Wow. Just, wow. Another lesson in trusting my instincts: I shouldn’t have even bothered.

> TWEEEET! < ::: Second moderator steps in to blow whistle for attention :::

First, the personal insults will STOP and NOW. However obliquely disguised, they’re still personal insults. It is possible for a person to have very different reactions than yours to characters in a movie, and not be a jerk, insensitive, or whatever other names have been flung about.

Please remember that watching a movie and reacting to characters is very subjective. If I just had a quarrel with my wife before going to see a movie, I might think the wife in the movie deserved the slap, for being so bitchy. If I had just had a romantic, cozy dinner with my wife, I might think the guy was a wife-beater and the worst villain ever. Same movie, different reactions based on my own mindset at the time.

Other people’s reactions are worth listening to and exploring, and learning from. If you don’t feel that way, then get the hell out of this forum.

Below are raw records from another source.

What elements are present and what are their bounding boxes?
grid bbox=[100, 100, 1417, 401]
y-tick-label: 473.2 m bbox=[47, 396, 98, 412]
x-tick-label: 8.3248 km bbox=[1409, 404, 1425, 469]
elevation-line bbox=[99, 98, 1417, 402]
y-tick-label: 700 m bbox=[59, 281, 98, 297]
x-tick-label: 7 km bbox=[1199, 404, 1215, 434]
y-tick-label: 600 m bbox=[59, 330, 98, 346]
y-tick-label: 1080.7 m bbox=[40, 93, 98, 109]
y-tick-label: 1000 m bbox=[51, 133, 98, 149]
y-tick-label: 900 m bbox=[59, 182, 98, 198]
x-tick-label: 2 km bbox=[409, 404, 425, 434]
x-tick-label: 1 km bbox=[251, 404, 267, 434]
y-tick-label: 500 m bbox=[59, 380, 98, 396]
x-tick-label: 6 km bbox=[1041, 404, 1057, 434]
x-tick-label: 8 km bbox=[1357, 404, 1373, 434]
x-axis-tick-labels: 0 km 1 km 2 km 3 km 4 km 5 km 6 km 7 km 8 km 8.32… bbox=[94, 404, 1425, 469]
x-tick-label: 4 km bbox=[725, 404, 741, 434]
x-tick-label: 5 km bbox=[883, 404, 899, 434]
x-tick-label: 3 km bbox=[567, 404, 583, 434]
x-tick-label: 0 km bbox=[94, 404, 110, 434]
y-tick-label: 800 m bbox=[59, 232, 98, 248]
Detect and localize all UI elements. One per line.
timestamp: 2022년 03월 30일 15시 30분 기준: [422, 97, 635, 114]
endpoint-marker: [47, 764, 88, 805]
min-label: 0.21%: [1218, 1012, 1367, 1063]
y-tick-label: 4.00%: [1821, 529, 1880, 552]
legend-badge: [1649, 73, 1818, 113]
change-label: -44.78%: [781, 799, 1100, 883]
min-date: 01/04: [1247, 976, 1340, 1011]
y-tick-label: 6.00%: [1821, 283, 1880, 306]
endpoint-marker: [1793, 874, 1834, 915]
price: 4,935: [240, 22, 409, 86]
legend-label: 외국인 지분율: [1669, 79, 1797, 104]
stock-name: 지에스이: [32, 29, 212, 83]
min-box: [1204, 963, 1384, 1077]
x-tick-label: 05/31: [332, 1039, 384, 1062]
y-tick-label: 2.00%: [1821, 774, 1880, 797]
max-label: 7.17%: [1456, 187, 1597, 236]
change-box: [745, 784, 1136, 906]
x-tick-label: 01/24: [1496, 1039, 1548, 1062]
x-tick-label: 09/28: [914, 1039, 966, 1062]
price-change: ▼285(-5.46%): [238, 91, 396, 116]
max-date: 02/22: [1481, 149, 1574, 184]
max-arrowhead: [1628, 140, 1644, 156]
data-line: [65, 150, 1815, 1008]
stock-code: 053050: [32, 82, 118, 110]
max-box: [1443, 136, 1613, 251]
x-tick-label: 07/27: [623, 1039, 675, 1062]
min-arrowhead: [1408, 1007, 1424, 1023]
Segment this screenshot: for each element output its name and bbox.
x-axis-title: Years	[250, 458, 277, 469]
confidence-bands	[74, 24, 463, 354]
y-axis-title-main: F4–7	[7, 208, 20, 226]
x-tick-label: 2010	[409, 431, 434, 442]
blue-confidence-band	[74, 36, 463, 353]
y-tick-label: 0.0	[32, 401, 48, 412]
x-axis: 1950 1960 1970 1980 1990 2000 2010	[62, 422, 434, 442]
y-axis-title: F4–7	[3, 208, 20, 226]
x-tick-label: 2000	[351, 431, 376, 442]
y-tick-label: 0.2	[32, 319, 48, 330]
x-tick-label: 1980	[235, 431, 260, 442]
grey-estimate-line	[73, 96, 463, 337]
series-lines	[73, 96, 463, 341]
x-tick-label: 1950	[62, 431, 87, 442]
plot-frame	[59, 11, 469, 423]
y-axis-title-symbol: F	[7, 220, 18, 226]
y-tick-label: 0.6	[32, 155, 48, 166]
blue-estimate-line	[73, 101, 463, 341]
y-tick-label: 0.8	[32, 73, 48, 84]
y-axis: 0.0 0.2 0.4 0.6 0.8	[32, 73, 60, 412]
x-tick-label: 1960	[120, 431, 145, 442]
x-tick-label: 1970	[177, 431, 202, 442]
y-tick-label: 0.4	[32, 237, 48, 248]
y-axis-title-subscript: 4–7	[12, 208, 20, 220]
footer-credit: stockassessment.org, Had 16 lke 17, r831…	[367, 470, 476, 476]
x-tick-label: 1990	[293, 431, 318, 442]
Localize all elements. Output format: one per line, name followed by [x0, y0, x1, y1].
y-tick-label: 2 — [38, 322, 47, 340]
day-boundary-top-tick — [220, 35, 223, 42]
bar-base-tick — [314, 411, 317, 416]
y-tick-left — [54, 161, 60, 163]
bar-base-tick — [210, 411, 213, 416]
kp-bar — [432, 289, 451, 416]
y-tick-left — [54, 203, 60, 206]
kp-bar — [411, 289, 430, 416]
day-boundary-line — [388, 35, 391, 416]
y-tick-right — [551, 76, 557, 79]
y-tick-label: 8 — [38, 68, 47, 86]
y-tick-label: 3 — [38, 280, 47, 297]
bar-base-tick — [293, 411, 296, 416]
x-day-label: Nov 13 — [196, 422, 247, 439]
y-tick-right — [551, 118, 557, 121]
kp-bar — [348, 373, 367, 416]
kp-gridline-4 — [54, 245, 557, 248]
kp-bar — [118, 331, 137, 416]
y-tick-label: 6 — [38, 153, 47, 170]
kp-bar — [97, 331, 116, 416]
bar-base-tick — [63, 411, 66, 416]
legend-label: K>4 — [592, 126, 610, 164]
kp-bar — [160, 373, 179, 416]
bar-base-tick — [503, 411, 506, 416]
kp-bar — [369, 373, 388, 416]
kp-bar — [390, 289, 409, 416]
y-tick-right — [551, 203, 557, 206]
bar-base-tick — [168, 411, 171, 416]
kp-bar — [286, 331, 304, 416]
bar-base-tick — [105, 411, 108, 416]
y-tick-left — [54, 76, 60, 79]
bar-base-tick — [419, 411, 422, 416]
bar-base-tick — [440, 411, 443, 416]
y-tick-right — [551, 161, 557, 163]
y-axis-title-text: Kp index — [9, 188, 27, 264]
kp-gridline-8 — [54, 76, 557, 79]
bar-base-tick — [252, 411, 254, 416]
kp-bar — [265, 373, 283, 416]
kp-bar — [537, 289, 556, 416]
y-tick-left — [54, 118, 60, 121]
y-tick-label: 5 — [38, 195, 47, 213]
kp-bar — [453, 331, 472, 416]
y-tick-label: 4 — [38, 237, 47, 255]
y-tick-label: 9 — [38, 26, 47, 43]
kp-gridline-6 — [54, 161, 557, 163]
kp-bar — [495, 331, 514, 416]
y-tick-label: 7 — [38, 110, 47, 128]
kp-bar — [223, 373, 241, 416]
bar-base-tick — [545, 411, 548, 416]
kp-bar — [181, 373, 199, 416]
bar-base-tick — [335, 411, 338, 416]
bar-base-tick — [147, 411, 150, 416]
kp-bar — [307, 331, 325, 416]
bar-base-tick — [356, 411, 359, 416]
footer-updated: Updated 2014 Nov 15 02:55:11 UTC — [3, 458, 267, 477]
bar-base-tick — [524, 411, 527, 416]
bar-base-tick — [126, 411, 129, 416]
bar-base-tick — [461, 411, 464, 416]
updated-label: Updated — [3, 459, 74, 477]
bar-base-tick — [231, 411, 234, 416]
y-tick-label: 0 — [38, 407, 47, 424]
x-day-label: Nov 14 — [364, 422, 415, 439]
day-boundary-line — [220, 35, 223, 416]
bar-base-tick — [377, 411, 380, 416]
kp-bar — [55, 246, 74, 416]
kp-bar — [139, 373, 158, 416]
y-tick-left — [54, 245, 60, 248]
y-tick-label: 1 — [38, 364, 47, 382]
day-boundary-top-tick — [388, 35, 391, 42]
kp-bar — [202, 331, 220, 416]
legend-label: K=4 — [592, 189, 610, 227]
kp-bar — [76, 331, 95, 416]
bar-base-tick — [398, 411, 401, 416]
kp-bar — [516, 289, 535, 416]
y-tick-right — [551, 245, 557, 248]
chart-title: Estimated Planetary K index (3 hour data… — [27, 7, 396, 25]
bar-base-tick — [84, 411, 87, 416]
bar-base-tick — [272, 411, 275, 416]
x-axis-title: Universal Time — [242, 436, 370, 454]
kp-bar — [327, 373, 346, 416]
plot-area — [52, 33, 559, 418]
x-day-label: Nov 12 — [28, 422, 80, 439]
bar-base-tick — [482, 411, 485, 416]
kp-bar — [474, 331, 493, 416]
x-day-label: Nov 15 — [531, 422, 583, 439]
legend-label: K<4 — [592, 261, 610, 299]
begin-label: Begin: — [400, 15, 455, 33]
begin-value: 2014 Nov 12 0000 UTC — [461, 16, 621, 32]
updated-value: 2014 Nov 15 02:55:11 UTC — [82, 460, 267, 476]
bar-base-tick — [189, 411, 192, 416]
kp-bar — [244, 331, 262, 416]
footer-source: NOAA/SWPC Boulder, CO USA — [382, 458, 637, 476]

Now, on the question of spoilers and when they are appropriate or not: as someone else referred, please see the Forum Rules and note Post #4. Quoting:

If you want to discuss this, please start a different thread. When does something become “so well known” that it doesn’t need spoiler tags? I don’t think there are hard and fast rules, it’s all pretty much subjective. Yes, spoiler boxes are a minor nuisance to read; one remedy is just to give the thread title the warning “open spoilers” if you think there will be lots of 'em. Or ask the Moderator to edit the thread title, if there are more spoiler boxes than you think reasonable. Anyhow, that discussion can continue elsewhere if you wish.